¿Tienen algo en común el régimen de libertades consagrado, con el nombre de Monarquía Parlamentaria, por la Constitución de 1978 y la República que se instauró en España a partir de 1931? Me parece que son dos etapas históricas que tienen poca relación. La diferencia se observa en distintos puntos.
Primero. El contexto internacional. A mediados de los años 70, la democracia era la única salida lógica para un país europeo incardinado en el bloque occidental, con los niveles de vida que tenía España. Los años 30, sin embargo, fueron de turbulenta crisis de la democracia. Las fuerzas políticas se radicalizan; la izquierda hacia el modelo revolucionario, los viejos partidos conservadores, hacia el fascismo y el nazismo. Este fue un fenómeno europeo y universal que en España coincidió con la República y la guerra civil. El drama gigantesco en el que desemboca esta crisis es la II Guerra Mundial.

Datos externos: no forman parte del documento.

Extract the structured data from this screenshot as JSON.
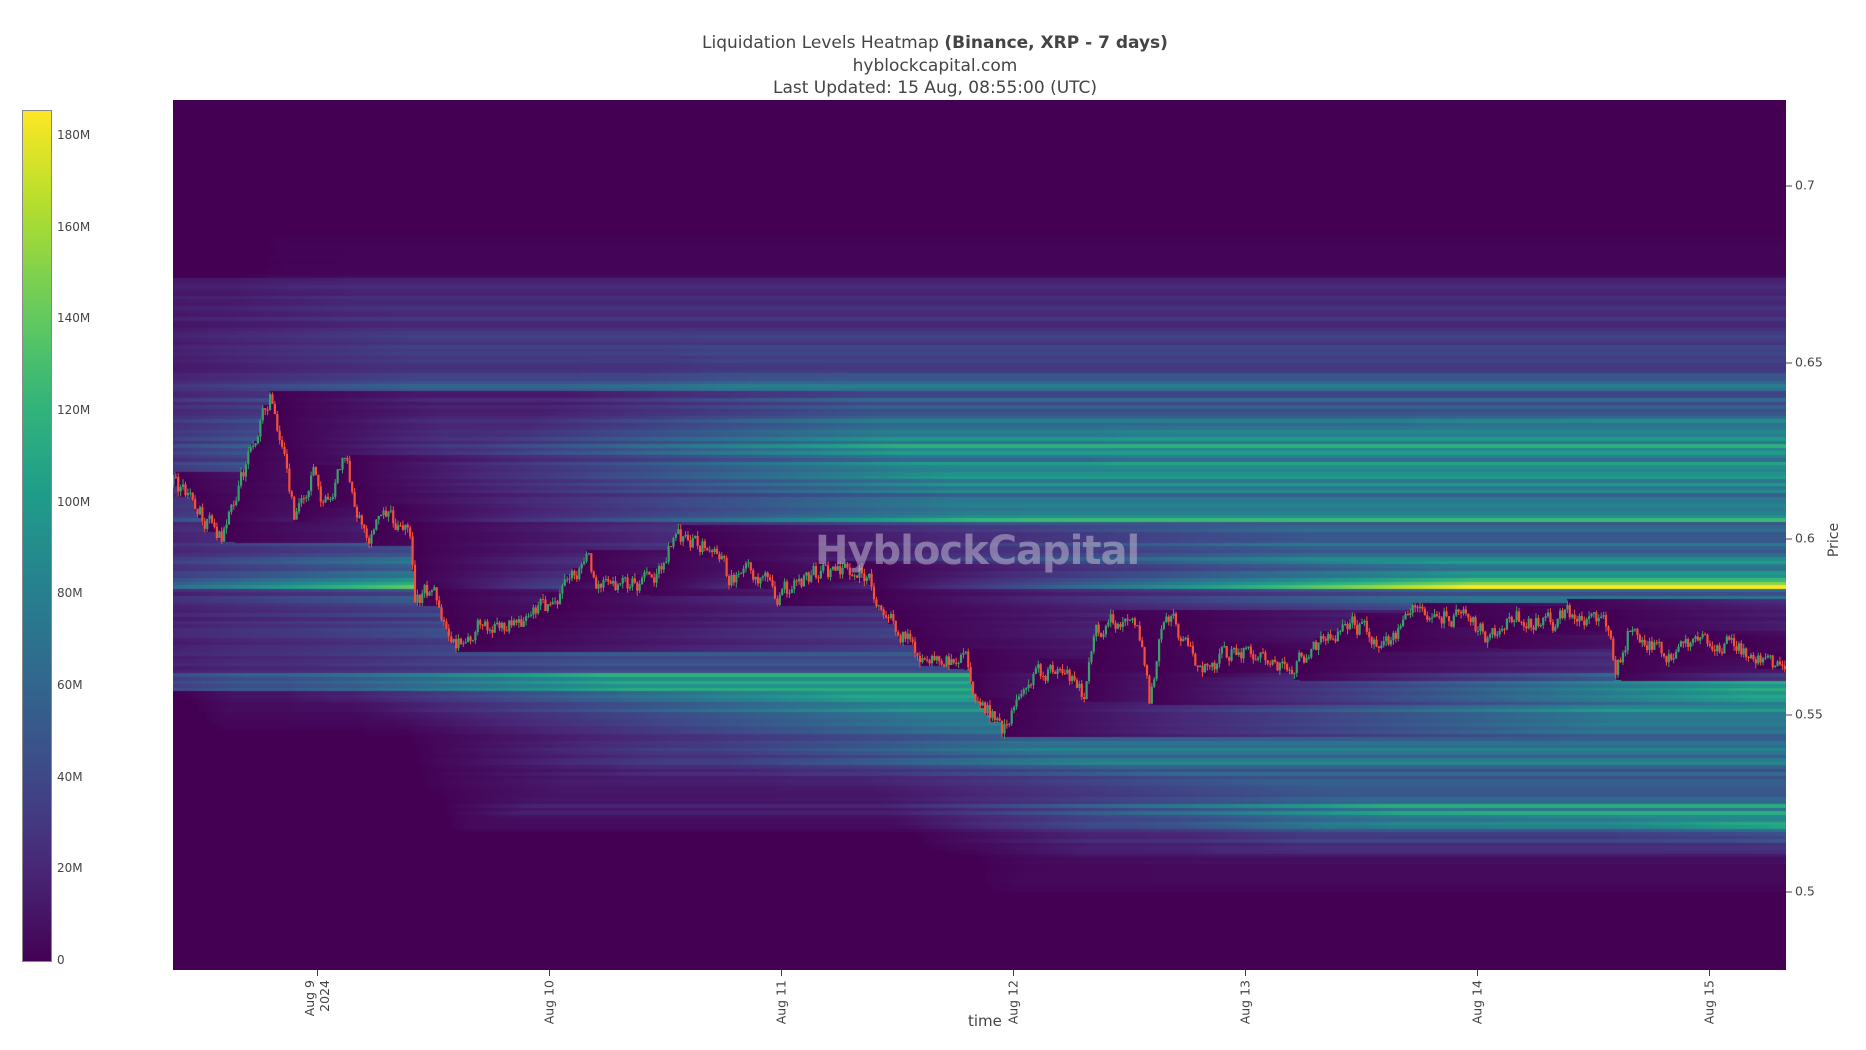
{
  "title": {
    "main": "Liquidation Levels Heatmap ",
    "bold": "(Binance, XRP - 7 days)",
    "subtitle": "hyblockcapital.com",
    "updated": "Last Updated: 15 Aug, 08:55:00 (UTC)"
  },
  "watermark": "HyblockCapital",
  "chart_data": {
    "type": "heatmap",
    "xlabel": "time",
    "ylabel": "Price",
    "xrange": [
      "2024-08-08T09:05",
      "2024-08-15T08:00"
    ],
    "ylim": [
      0.4776,
      0.7241
    ],
    "x_ticks": [
      {
        "date": "2024-08-09",
        "label": "Aug 9\n2024"
      },
      {
        "date": "2024-08-10",
        "label": "Aug 10"
      },
      {
        "date": "2024-08-11",
        "label": "Aug 11"
      },
      {
        "date": "2024-08-12",
        "label": "Aug 12"
      },
      {
        "date": "2024-08-13",
        "label": "Aug 13"
      },
      {
        "date": "2024-08-14",
        "label": "Aug 14"
      },
      {
        "date": "2024-08-15",
        "label": "Aug 15"
      }
    ],
    "y_ticks": [
      {
        "value": 0.5,
        "label": "0.5"
      },
      {
        "value": 0.55,
        "label": "0.55"
      },
      {
        "value": 0.6,
        "label": "0.6"
      },
      {
        "value": 0.65,
        "label": "0.65"
      },
      {
        "value": 0.7,
        "label": "0.7"
      }
    ],
    "colorscale": "viridis",
    "colorbar": {
      "range_M": [
        0,
        185
      ],
      "ticks": [
        {
          "value": 0,
          "label": "0"
        },
        {
          "value": 20,
          "label": "20M"
        },
        {
          "value": 40,
          "label": "40M"
        },
        {
          "value": 60,
          "label": "60M"
        },
        {
          "value": 80,
          "label": "80M"
        },
        {
          "value": 100,
          "label": "100M"
        },
        {
          "value": 120,
          "label": "120M"
        },
        {
          "value": 140,
          "label": "140M"
        },
        {
          "value": 160,
          "label": "160M"
        },
        {
          "value": 180,
          "label": "180M"
        }
      ]
    },
    "liquidation_levels_M": [
      {
        "price_low": 0.69,
        "price_high": 0.7,
        "value": 12
      },
      {
        "price_low": 0.675,
        "price_high": 0.69,
        "value": 22
      },
      {
        "price_low": 0.66,
        "price_high": 0.675,
        "value": 38
      },
      {
        "price_low": 0.645,
        "price_high": 0.66,
        "value": 45
      },
      {
        "price_low": 0.635,
        "price_high": 0.645,
        "value": 70
      },
      {
        "price_low": 0.627,
        "price_high": 0.635,
        "value": 95
      },
      {
        "price_low": 0.6255,
        "price_high": 0.627,
        "value": 130
      },
      {
        "price_low": 0.615,
        "price_high": 0.6255,
        "value": 90
      },
      {
        "price_low": 0.6065,
        "price_high": 0.615,
        "value": 75
      },
      {
        "price_low": 0.605,
        "price_high": 0.6065,
        "value": 125
      },
      {
        "price_low": 0.595,
        "price_high": 0.605,
        "value": 65
      },
      {
        "price_low": 0.589,
        "price_high": 0.595,
        "value": 85
      },
      {
        "price_low": 0.5875,
        "price_high": 0.589,
        "value": 150
      },
      {
        "price_low": 0.5855,
        "price_high": 0.5875,
        "value": 182
      },
      {
        "price_low": 0.58,
        "price_high": 0.5855,
        "value": 60
      },
      {
        "price_low": 0.57,
        "price_high": 0.58,
        "value": 50
      },
      {
        "price_low": 0.562,
        "price_high": 0.57,
        "value": 45
      },
      {
        "price_low": 0.555,
        "price_high": 0.562,
        "value": 110
      },
      {
        "price_low": 0.548,
        "price_high": 0.555,
        "value": 85
      },
      {
        "price_low": 0.535,
        "price_high": 0.548,
        "value": 70
      },
      {
        "price_low": 0.525,
        "price_high": 0.535,
        "value": 55
      },
      {
        "price_low": 0.518,
        "price_high": 0.525,
        "value": 95
      },
      {
        "price_low": 0.51,
        "price_high": 0.518,
        "value": 65
      },
      {
        "price_low": 0.5,
        "price_high": 0.51,
        "value": 40
      },
      {
        "price_low": 0.495,
        "price_high": 0.5,
        "value": 20
      }
    ],
    "price_series": {
      "type": "candlestick",
      "up_color": "#3a9f6a",
      "down_color": "#f4503a",
      "points": [
        [
          "2024-08-08T09:00",
          0.615
        ],
        [
          "2024-08-08T11:00",
          0.61
        ],
        [
          "2024-08-08T14:00",
          0.6
        ],
        [
          "2024-08-08T17:00",
          0.625
        ],
        [
          "2024-08-08T19:00",
          0.641
        ],
        [
          "2024-08-08T21:30",
          0.607
        ],
        [
          "2024-08-08T23:30",
          0.618
        ],
        [
          "2024-08-09T00:30",
          0.608
        ],
        [
          "2024-08-09T02:30",
          0.623
        ],
        [
          "2024-08-09T05:20",
          0.597
        ],
        [
          "2024-08-09T06:00",
          0.605
        ],
        [
          "2024-08-09T09:20",
          0.603
        ],
        [
          "2024-08-09T10:00",
          0.583
        ],
        [
          "2024-08-09T12:00",
          0.586
        ],
        [
          "2024-08-09T13:40",
          0.568
        ],
        [
          "2024-08-09T16:40",
          0.575
        ],
        [
          "2024-08-09T21:00",
          0.575
        ],
        [
          "2024-08-10T00:50",
          0.583
        ],
        [
          "2024-08-10T03:50",
          0.593
        ],
        [
          "2024-08-10T05:00",
          0.586
        ],
        [
          "2024-08-10T10:40",
          0.588
        ],
        [
          "2024-08-10T12:50",
          0.6
        ],
        [
          "2024-08-10T16:10",
          0.598
        ],
        [
          "2024-08-10T18:40",
          0.588
        ],
        [
          "2024-08-10T20:35",
          0.593
        ],
        [
          "2024-08-10T23:25",
          0.583
        ],
        [
          "2024-08-11T03:25",
          0.59
        ],
        [
          "2024-08-11T07:05",
          0.591
        ],
        [
          "2024-08-11T08:55",
          0.59
        ],
        [
          "2024-08-11T10:10",
          0.58
        ],
        [
          "2024-08-11T13:15",
          0.571
        ],
        [
          "2024-08-11T15:05",
          0.563
        ],
        [
          "2024-08-11T18:50",
          0.568
        ],
        [
          "2024-08-11T20:05",
          0.556
        ],
        [
          "2024-08-11T22:55",
          0.546
        ],
        [
          "2024-08-12T01:35",
          0.559
        ],
        [
          "2024-08-12T04:05",
          0.563
        ],
        [
          "2024-08-12T07:10",
          0.556
        ],
        [
          "2024-08-12T08:25",
          0.575
        ],
        [
          "2024-08-12T11:30",
          0.578
        ],
        [
          "2024-08-12T13:25",
          0.569
        ],
        [
          "2024-08-12T14:00",
          0.554
        ],
        [
          "2024-08-12T15:15",
          0.575
        ],
        [
          "2024-08-12T16:30",
          0.576
        ],
        [
          "2024-08-12T19:00",
          0.563
        ],
        [
          "2024-08-12T23:20",
          0.568
        ],
        [
          "2024-08-13T04:55",
          0.564
        ],
        [
          "2024-08-13T08:00",
          0.571
        ],
        [
          "2024-08-13T11:05",
          0.576
        ],
        [
          "2024-08-13T14:50",
          0.569
        ],
        [
          "2024-08-13T17:55",
          0.581
        ],
        [
          "2024-08-13T22:10",
          0.578
        ],
        [
          "2024-08-14T01:20",
          0.571
        ],
        [
          "2024-08-14T03:10",
          0.578
        ],
        [
          "2024-08-14T08:05",
          0.576
        ],
        [
          "2024-08-14T10:35",
          0.58
        ],
        [
          "2024-08-14T13:00",
          0.576
        ],
        [
          "2024-08-14T14:15",
          0.563
        ],
        [
          "2024-08-14T15:30",
          0.573
        ],
        [
          "2024-08-14T20:30",
          0.567
        ],
        [
          "2024-08-15T00:50",
          0.57
        ],
        [
          "2024-08-15T04:30",
          0.568
        ],
        [
          "2024-08-15T06:25",
          0.563
        ],
        [
          "2024-08-15T08:00",
          0.565
        ]
      ]
    }
  }
}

Segundo. ¿De qué situación se partía? En el caso de nuestro sistema actual, partíamos de un largo período de dictadura. Por lo tanto, el cambio supuso una evolución en el sentido democrático. La República —esto se olvida frecuentemente— no sustituye a una dictadura, sino a un sistema constitucional, que tenía un amplio margen de libertades (hagan ustedes un pequeño experimento: vean las obras de los poetas del 27 —Lorca, Alberti, etc.— y comprueben cuántas se publicaron antes de 1931; el resultado romperá más de un tópico) y que funcionaba, con muchas imperfecciones, como un estado de derecho, en los niveles de aquella época. La monarquía de Alfonso XIII podía ser un sistema agotado e inviable, pero no era un sistema dictatorial ni totalitario.
Tercero. ¿Cómo se produjo el cambio? También aquí la diferencia es clara. El sistema actual se produce en un rigorismo jurídico que se resume en aquella frase de Fernández Mirada: «de la ley a la ley». Las leyes del Régimen dieron lugar a las leyes de la democracia sin ruptura ni vacío de poder. La República, en cambio, llega a España de una forma accidentada y atípica. Unas elecciones municipales, que ganan por amplia mayoría las derechas, provocan una grave crisis del régimen y la decisión del Rey de abdicar. Se produce un vacío de poder que permite al Comité revolucionario convertirse en el gobierno provisional de una forma casi inesperada. El cambio fue pacífico e incruento, pero accidental y nada riguroso desde el punto de vista jurídico-político.
Cuarto y último. La democracia de la que disfrutamos se concibió, desde un principio con un espíritu abierto y excluyente, donde todo el mundo tuviera cabida. Esto abarca a todas las fuerzas políticas y sociales, con excepción de los terroristas y de pequeñas minorías radicalizadas. Quizá la larga experiencia de extremismos y radicalismos había servido, por fin, para inmunizar a los españoles contra el sectarismo. Existía la voluntad de hacer un espacio donde «las dos Españas» convivieran por fin pacíficamente. Y este espíritu incluyente tuvo que ir acompañado de una buena dosis de generosidad. Nada de eso, por desgracia, se dio en la República, donde eso que García Escudero llama «Españoles de la conciliación» eran un exigua minoría que pronto se vio barrida por las mayorías exaltadas. No hubo buena voluntad de contar con un amplio sector católico y burgués, que en parte hubiera estado abierto a reformas graduales. También cierta derecha, en ocasiones, fue ciega ante la necesidad de cambios. No hubo, por ningún lado esa voluntad de integrar al «otro» y de construir un espacio común que es la médula del sistema liberal.
En resumen, se trata de dos etapas históricas en las que cualquier parecido es casual. No podemos cambiar la historia; sólo podemos aprender de ella.